In the latest novel from a master of European crime fiction, past, present, and future collide on a breathtaking journey from 1950s Morocco to modern-day Spain and Sweden. Miguel and Helena meet at a nursing home in Tarifa, at an age when they believe they have lived it all already. Distanced from their children, they feel they are no longer needed. The sudden suicide of one of the other residents opens their eyes. They don’t want to spend their last days longing for supposedly better times, so together they decide to undertake the journey of their lives and confront the darkness in their pasts.
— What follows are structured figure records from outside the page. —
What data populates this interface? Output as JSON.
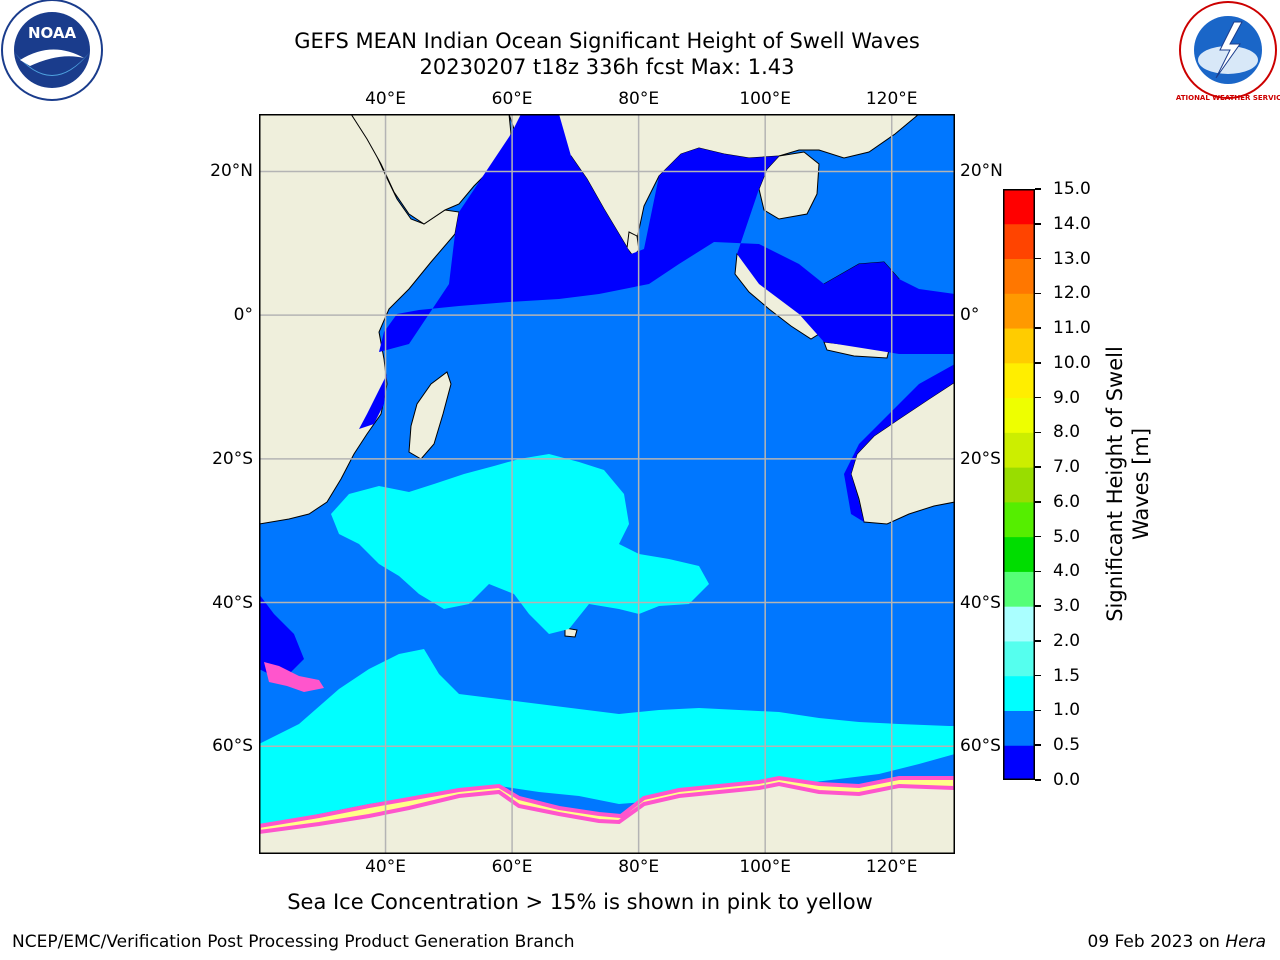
{
  "title": {
    "line1": "GEFS MEAN Indian Ocean Significant Height of Swell Waves",
    "line2": "20230207 t18z 336h fcst   Max: 1.43"
  },
  "map": {
    "lon_range": [
      20,
      130
    ],
    "lat_range": [
      -75,
      28
    ],
    "lon_ticks": [
      {
        "value": 40,
        "label": "40°E"
      },
      {
        "value": 60,
        "label": "60°E"
      },
      {
        "value": 80,
        "label": "80°E"
      },
      {
        "value": 100,
        "label": "100°E"
      },
      {
        "value": 120,
        "label": "120°E"
      }
    ],
    "lat_ticks": [
      {
        "value": 20,
        "label": "20°N"
      },
      {
        "value": 0,
        "label": "0°"
      },
      {
        "value": -20,
        "label": "20°S"
      },
      {
        "value": -40,
        "label": "40°S"
      },
      {
        "value": -60,
        "label": "60°S"
      }
    ],
    "colors": {
      "land": "#efefdc",
      "grid": "#b4b4b4",
      "coast": "#000000"
    }
  },
  "colorbar": {
    "label": "Significant Height of Swell Waves [m]",
    "label_line1": "Significant Height of Swell",
    "label_line2": "Waves [m]",
    "levels": [
      "0.0",
      "0.5",
      "1.0",
      "1.5",
      "2.0",
      "3.0",
      "4.0",
      "5.0",
      "6.0",
      "7.0",
      "8.0",
      "9.0",
      "10.0",
      "11.0",
      "12.0",
      "13.0",
      "14.0",
      "15.0"
    ],
    "colors": [
      "#0000ff",
      "#0077ff",
      "#00ffff",
      "#55ffee",
      "#aaffff",
      "#55ff77",
      "#00dd00",
      "#55ee00",
      "#99dd00",
      "#ccee00",
      "#eeff00",
      "#ffee00",
      "#ffcc00",
      "#ff9900",
      "#ff7700",
      "#ff4400",
      "#ff0000"
    ]
  },
  "swell_colors": {
    "low": "#0000ff",
    "mid": "#0077ff",
    "high": "#00ffff",
    "ice": "#ff55cc",
    "ice_edge": "#ffff88"
  },
  "logos": {
    "left_text": "NOAA",
    "right_text": "NATIONAL WEATHER SERVICE"
  },
  "caption": "Sea Ice Concentration > 15% is shown in pink to yellow",
  "footer": {
    "left": "NCEP/EMC/Verification Post Processing Product Generation Branch",
    "right_date": "09 Feb 2023 on ",
    "right_machine": "Hera"
  }
}
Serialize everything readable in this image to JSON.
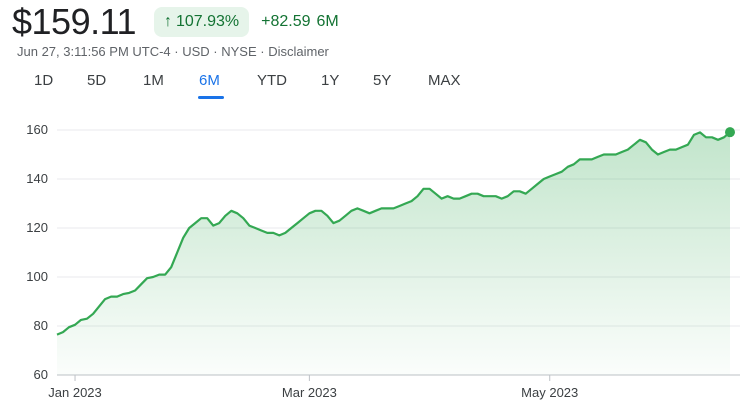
{
  "quote": {
    "price": "$159.11",
    "change_pct": "107.93%",
    "change_abs": "+82.59",
    "period": "6M"
  },
  "meta": {
    "timestamp": "Jun 27, 3:11:56 PM UTC-4",
    "currency": "USD",
    "exchange": "NYSE",
    "disclaimer": "Disclaimer"
  },
  "tabs": [
    "1D",
    "5D",
    "1M",
    "6M",
    "YTD",
    "1Y",
    "5Y",
    "MAX"
  ],
  "active_tab": "6M",
  "colors": {
    "line": "#34a853",
    "fill": "#34a853",
    "up": "#137333",
    "accent": "#1a73e8"
  },
  "chart_data": {
    "type": "area",
    "title": "",
    "xlabel": "",
    "ylabel": "",
    "ylim": [
      60,
      160
    ],
    "yticks": [
      60,
      80,
      100,
      120,
      140,
      160
    ],
    "x_ticks": [
      {
        "label": "Jan 2023",
        "index": 3
      },
      {
        "label": "Mar 2023",
        "index": 42
      },
      {
        "label": "May 2023",
        "index": 82
      }
    ],
    "grid": true,
    "series": [
      {
        "values": [
          76.5,
          77.5,
          79.5,
          80.5,
          82.5,
          83,
          85,
          88,
          91,
          92,
          92,
          93,
          93.5,
          94.5,
          97,
          99.5,
          100,
          101,
          101,
          104,
          110,
          116,
          120,
          122,
          124,
          124,
          121,
          122,
          125,
          127,
          126,
          124,
          121,
          120,
          119,
          118,
          118,
          117,
          118,
          120,
          122,
          124,
          126,
          127,
          127,
          125,
          122,
          123,
          125,
          127,
          128,
          127,
          126,
          127,
          128,
          128,
          128,
          129,
          130,
          131,
          133,
          136,
          136,
          134,
          132,
          133,
          132,
          132,
          133,
          134,
          134,
          133,
          133,
          133,
          132,
          133,
          135,
          135,
          134,
          136,
          138,
          140,
          141,
          142,
          143,
          145,
          146,
          148,
          148,
          148,
          149,
          150,
          150,
          150,
          151,
          152,
          154,
          156,
          155,
          152,
          150,
          151,
          152,
          152,
          153,
          154,
          158,
          159,
          157,
          157,
          156,
          157,
          159.11
        ]
      }
    ]
  }
}
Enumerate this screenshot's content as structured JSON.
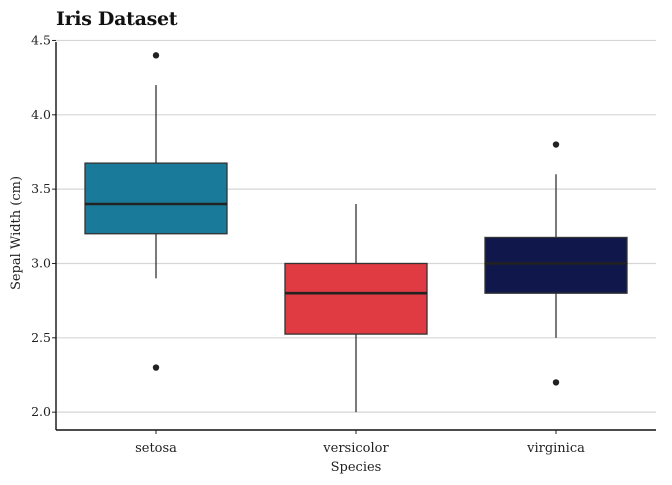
{
  "chart_data": {
    "type": "box",
    "title": "Iris Dataset",
    "xlabel": "Species",
    "ylabel": "Sepal Width (cm)",
    "ylim": [
      1.88,
      4.53
    ],
    "yticks": [
      "2.0",
      "2.5",
      "3.0",
      "3.5",
      "4.0",
      "4.5"
    ],
    "grid": "horizontal",
    "categories": [
      "setosa",
      "versicolor",
      "virginica"
    ],
    "boxes": [
      {
        "category": "setosa",
        "min": 2.9,
        "q1": 3.2,
        "median": 3.4,
        "q3": 3.675,
        "max": 4.2,
        "outliers": [
          4.4,
          2.3
        ],
        "color": "#1a7a99"
      },
      {
        "category": "versicolor",
        "min": 2.0,
        "q1": 2.525,
        "median": 2.8,
        "q3": 3.0,
        "max": 3.4,
        "outliers": [],
        "color": "#e03a43"
      },
      {
        "category": "virginica",
        "min": 2.5,
        "q1": 2.8,
        "median": 3.0,
        "q3": 3.175,
        "max": 3.6,
        "outliers": [
          3.8,
          2.2
        ],
        "color": "#10174a"
      }
    ]
  }
}
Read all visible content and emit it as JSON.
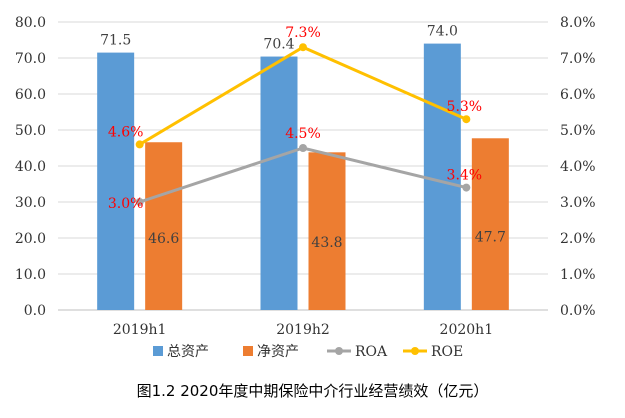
{
  "chart_data": {
    "type": "bar",
    "categories": [
      "2019h1",
      "2019h2",
      "2020h1"
    ],
    "series": [
      {
        "name": "总资产",
        "kind": "bar",
        "axis": "left",
        "color": "#5b9bd5",
        "values": [
          71.5,
          70.4,
          74.0
        ],
        "labels": [
          "71.5",
          "70.4",
          "74.0"
        ]
      },
      {
        "name": "净资产",
        "kind": "bar",
        "axis": "left",
        "color": "#ed7d31",
        "values": [
          46.6,
          43.8,
          47.7
        ],
        "labels": [
          "46.6",
          "43.8",
          "47.7"
        ]
      },
      {
        "name": "ROA",
        "kind": "line",
        "axis": "right",
        "color": "#a5a5a5",
        "values": [
          3.0,
          4.5,
          3.4
        ],
        "labels": [
          "3.0%",
          "4.5%",
          "3.4%"
        ]
      },
      {
        "name": "ROE",
        "kind": "line",
        "axis": "right",
        "color": "#ffc000",
        "values": [
          4.6,
          7.3,
          5.3
        ],
        "labels": [
          "4.6%",
          "7.3%",
          "5.3%"
        ]
      }
    ],
    "left_axis": {
      "min": 0,
      "max": 80,
      "step": 10,
      "tick_labels": [
        "0.0",
        "10.0",
        "20.0",
        "30.0",
        "40.0",
        "50.0",
        "60.0",
        "70.0",
        "80.0"
      ]
    },
    "right_axis": {
      "min": 0,
      "max": 8,
      "step": 1,
      "tick_labels": [
        "0.0%",
        "1.0%",
        "2.0%",
        "3.0%",
        "4.0%",
        "5.0%",
        "6.0%",
        "7.0%",
        "8.0%"
      ]
    },
    "legend_position": "bottom",
    "line_label_color": "#ff0000",
    "title": "图1.2  2020年度中期保险中介行业经营绩效（亿元）"
  }
}
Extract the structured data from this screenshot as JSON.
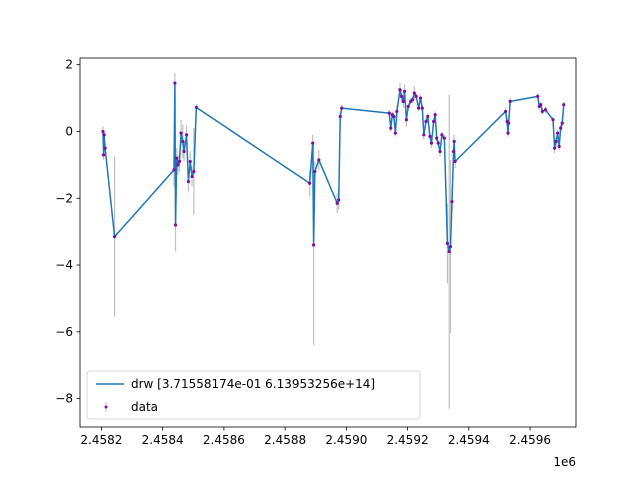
{
  "chart_data": {
    "type": "line",
    "x_multiplier_label": "1e6",
    "x_tick_labels": [
      "2.4582",
      "2.4584",
      "2.4586",
      "2.4588",
      "2.4590",
      "2.4592",
      "2.4594",
      "2.4596"
    ],
    "x_ticks": [
      2458200,
      2458400,
      2458600,
      2458800,
      2459000,
      2459200,
      2459400,
      2459600
    ],
    "y_ticks": [
      -8,
      -6,
      -4,
      -2,
      0,
      2
    ],
    "y_tick_labels": [
      "−8",
      "−6",
      "−4",
      "−2",
      "0",
      "2"
    ],
    "xlim": [
      2458130,
      2459750
    ],
    "ylim": [
      -8.85,
      2.2
    ],
    "grid": false,
    "legend_position": "lower-left",
    "series": [
      {
        "name": "drw [3.71558174e-01 6.13953256e+14]",
        "kind": "line",
        "color": "#1f77b4",
        "x": [
          2458205,
          2458207,
          2458209,
          2458212,
          2458243,
          2458437,
          2458440,
          2458442,
          2458446,
          2458450,
          2458455,
          2458460,
          2458466,
          2458470,
          2458478,
          2458484,
          2458490,
          2458496,
          2458502,
          2458510,
          2458880,
          2458890,
          2458893,
          2458897,
          2458910,
          2458970,
          2458975,
          2458980,
          2458985,
          2459140,
          2459145,
          2459150,
          2459155,
          2459160,
          2459165,
          2459175,
          2459180,
          2459186,
          2459190,
          2459196,
          2459202,
          2459210,
          2459216,
          2459222,
          2459228,
          2459236,
          2459242,
          2459248,
          2459253,
          2459260,
          2459266,
          2459273,
          2459278,
          2459285,
          2459290,
          2459295,
          2459300,
          2459306,
          2459312,
          2459320,
          2459330,
          2459336,
          2459340,
          2459345,
          2459350,
          2459352,
          2459355,
          2459520,
          2459525,
          2459528,
          2459530,
          2459535,
          2459625,
          2459630,
          2459635,
          2459640,
          2459650,
          2459675,
          2459680,
          2459685,
          2459690,
          2459695,
          2459700,
          2459705,
          2459710
        ],
        "y": [
          0.0,
          -0.7,
          -0.1,
          -0.5,
          -3.15,
          -1.15,
          1.45,
          -2.8,
          -0.8,
          -1.0,
          -0.9,
          -0.05,
          -0.3,
          -0.6,
          -0.1,
          -1.5,
          -0.9,
          -1.35,
          -1.2,
          0.72,
          -1.55,
          -0.35,
          -3.4,
          -1.2,
          -0.85,
          -2.15,
          -2.05,
          0.45,
          0.7,
          0.55,
          0.1,
          0.5,
          0.45,
          -0.05,
          0.6,
          1.25,
          1.05,
          0.9,
          1.2,
          0.35,
          0.75,
          0.9,
          0.95,
          1.15,
          1.05,
          0.7,
          1.0,
          0.7,
          -0.1,
          0.3,
          0.45,
          -0.15,
          -0.35,
          0.3,
          0.5,
          -0.2,
          -0.35,
          -0.6,
          -0.1,
          -0.2,
          -3.35,
          -3.6,
          -3.45,
          -2.1,
          -0.6,
          -0.3,
          -0.9,
          0.6,
          0.3,
          -0.05,
          0.25,
          0.9,
          1.05,
          0.75,
          0.8,
          0.6,
          0.65,
          0.35,
          -0.5,
          -0.3,
          -0.05,
          -0.45,
          0.1,
          0.25,
          0.8
        ]
      },
      {
        "name": "data",
        "kind": "errorbar",
        "marker_color": "#7b0fa5",
        "errorbar_color": "#c0c0c0",
        "x": [
          2458205,
          2458207,
          2458209,
          2458212,
          2458243,
          2458437,
          2458440,
          2458442,
          2458446,
          2458450,
          2458455,
          2458460,
          2458466,
          2458470,
          2458478,
          2458484,
          2458490,
          2458496,
          2458502,
          2458510,
          2458880,
          2458890,
          2458893,
          2458897,
          2458910,
          2458970,
          2458975,
          2458980,
          2458985,
          2459140,
          2459145,
          2459150,
          2459155,
          2459160,
          2459165,
          2459175,
          2459180,
          2459186,
          2459190,
          2459196,
          2459202,
          2459210,
          2459216,
          2459222,
          2459228,
          2459236,
          2459242,
          2459248,
          2459253,
          2459260,
          2459266,
          2459273,
          2459278,
          2459285,
          2459290,
          2459295,
          2459300,
          2459306,
          2459312,
          2459320,
          2459330,
          2459336,
          2459340,
          2459345,
          2459350,
          2459352,
          2459355,
          2459520,
          2459525,
          2459528,
          2459530,
          2459535,
          2459625,
          2459630,
          2459635,
          2459640,
          2459650,
          2459675,
          2459680,
          2459685,
          2459690,
          2459695,
          2459700,
          2459705,
          2459710
        ],
        "y": [
          0.0,
          -0.7,
          -0.1,
          -0.5,
          -3.15,
          -1.15,
          1.45,
          -2.8,
          -0.8,
          -1.0,
          -0.9,
          -0.05,
          -0.3,
          -0.6,
          -0.1,
          -1.5,
          -0.9,
          -1.35,
          -1.2,
          0.72,
          -1.55,
          -0.35,
          -3.4,
          -1.2,
          -0.85,
          -2.15,
          -2.05,
          0.45,
          0.7,
          0.55,
          0.1,
          0.5,
          0.45,
          -0.05,
          0.6,
          1.25,
          1.05,
          0.9,
          1.2,
          0.35,
          0.75,
          0.9,
          0.95,
          1.15,
          1.05,
          0.7,
          1.0,
          0.7,
          -0.1,
          0.3,
          0.45,
          -0.15,
          -0.35,
          0.3,
          0.5,
          -0.2,
          -0.35,
          -0.6,
          -0.1,
          -0.2,
          -3.35,
          -3.6,
          -3.45,
          -2.1,
          -0.6,
          -0.3,
          -0.9,
          0.6,
          0.3,
          -0.05,
          0.25,
          0.9,
          1.05,
          0.75,
          0.8,
          0.6,
          0.65,
          0.35,
          -0.5,
          -0.3,
          -0.05,
          -0.45,
          0.1,
          0.25,
          0.8
        ],
        "yerr": [
          0.15,
          0.15,
          0.1,
          0.1,
          2.4,
          0.5,
          0.3,
          0.8,
          0.3,
          0.3,
          0.3,
          0.4,
          0.5,
          0.3,
          0.3,
          0.3,
          0.3,
          0.3,
          1.3,
          0.1,
          0.4,
          0.25,
          3.0,
          0.3,
          0.3,
          0.3,
          0.3,
          0.15,
          0.1,
          0.1,
          0.1,
          0.1,
          0.1,
          0.1,
          0.2,
          0.2,
          0.2,
          0.2,
          0.2,
          0.2,
          0.1,
          0.1,
          0.1,
          0.2,
          0.1,
          0.1,
          0.1,
          0.1,
          0.15,
          0.1,
          0.1,
          0.1,
          0.15,
          0.1,
          0.1,
          0.1,
          0.1,
          0.15,
          0.1,
          0.1,
          1.2,
          4.7,
          2.6,
          0.3,
          0.2,
          0.2,
          0.2,
          0.1,
          0.1,
          0.1,
          0.1,
          0.1,
          0.1,
          0.1,
          0.1,
          0.1,
          0.1,
          0.1,
          0.15,
          0.15,
          0.1,
          0.1,
          0.1,
          0.1,
          0.1
        ]
      }
    ]
  }
}
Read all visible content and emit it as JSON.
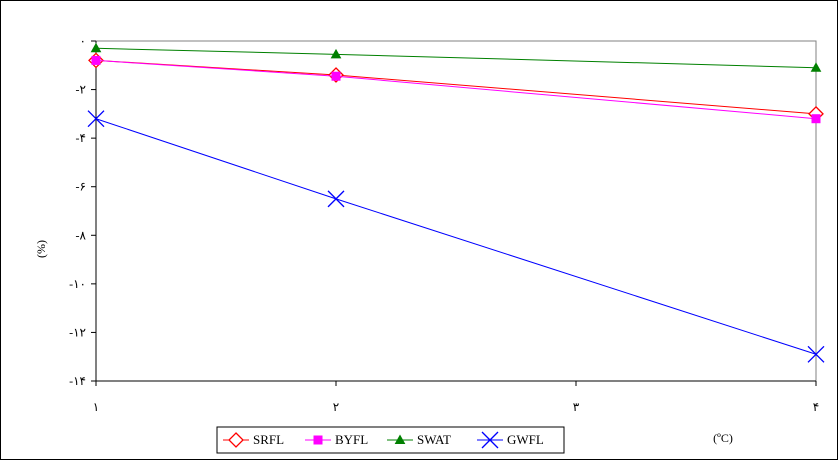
{
  "chart_data": {
    "type": "line",
    "x": [
      1,
      2,
      4
    ],
    "x_ticks": [
      1,
      2,
      3,
      4
    ],
    "x_tick_labels": [
      "١",
      "٢",
      "٣",
      "۴"
    ],
    "xlim": [
      1,
      4
    ],
    "ylim": [
      -14,
      0
    ],
    "y_ticks": [
      0,
      -2,
      -4,
      -6,
      -8,
      -10,
      -12,
      -14
    ],
    "y_tick_labels": [
      "٠",
      "-٢",
      "-۴",
      "-۶",
      "-٨",
      "-١٠",
      "-١٢",
      "-١۴"
    ],
    "ylabel": "(%)",
    "xlabel": "(ºC)",
    "grid": false,
    "legend_position": "bottom",
    "series": [
      {
        "name": "SRFL",
        "values": [
          -0.8,
          -1.4,
          -3.0
        ],
        "color": "#ff0000",
        "marker": "diamond-open"
      },
      {
        "name": "BYFL",
        "values": [
          -0.8,
          -1.45,
          -3.2
        ],
        "color": "#ff00ff",
        "marker": "square"
      },
      {
        "name": "SWAT",
        "values": [
          -0.3,
          -0.55,
          -1.1
        ],
        "color": "#008000",
        "marker": "triangle"
      },
      {
        "name": "GWFL",
        "values": [
          -3.2,
          -6.5,
          -12.9
        ],
        "color": "#0000ff",
        "marker": "x"
      }
    ]
  }
}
Meanwhile, in the distant Swedish city of Malmö, the young Yasmina, a child of Moroccan immigrants who dreams of being a singer, lives trapped between her authoritarian grandfather and her contemptuous mother, who is ashamed of Yasmina because she works for a Swede with a murky reputation. And she’s having a secret affair with the Deputy Commissioner of the Swedish police, an older, influential man. As Yasmina is drawn deeper into Malmö’s criminal underworld and Miguel and Helena approach the end of their feverish road trip, Víctor del Árbol masterfully reconstructs the history of violence that links their seemingly disparate lives.
Author

Víctor del Árbol was born in Barcelona in 1968 and worked for the Catalan government between 1992 and 2012. He studied history in the University of Barcelona. El abismo de los sueños (not published) was a finalist in the prestigious Premio Fernando Lara in 2003. In 2006 he won the Premio Tiflos de Novela with El peso de los muertos. In 2011 he published La tristeza del samurái (Editorial Alrevés), which has been translated to 10 different languages and has received very positive reviews. In addition, La tristeza del samurái was awarded Le Prix du polar Européen 2012 by the French publisher Le Pointe, an award won previously by Philip Kerr and Arnaldur Indridason, among others. In January, 2013 his novel publishes finalist Breathes for the Wound to the best foreign novel in the festival of Black cinema of Beaune, finalist in the Prize II Broke Negress of Salamanca, finalist to the best black novel 2014 that grants the festival VLNC. Translated into the Frenchman, the prestigious publishing house Rosenbloom (Scribe) has acquired the copyrights in English for Australia, New Zeland, UK and USA. Equally rights of translation have sold to Poland and Bulgaria. In 2014 Ed. Destino pùblishes A million drops, a succesfull title that has been published in several languages.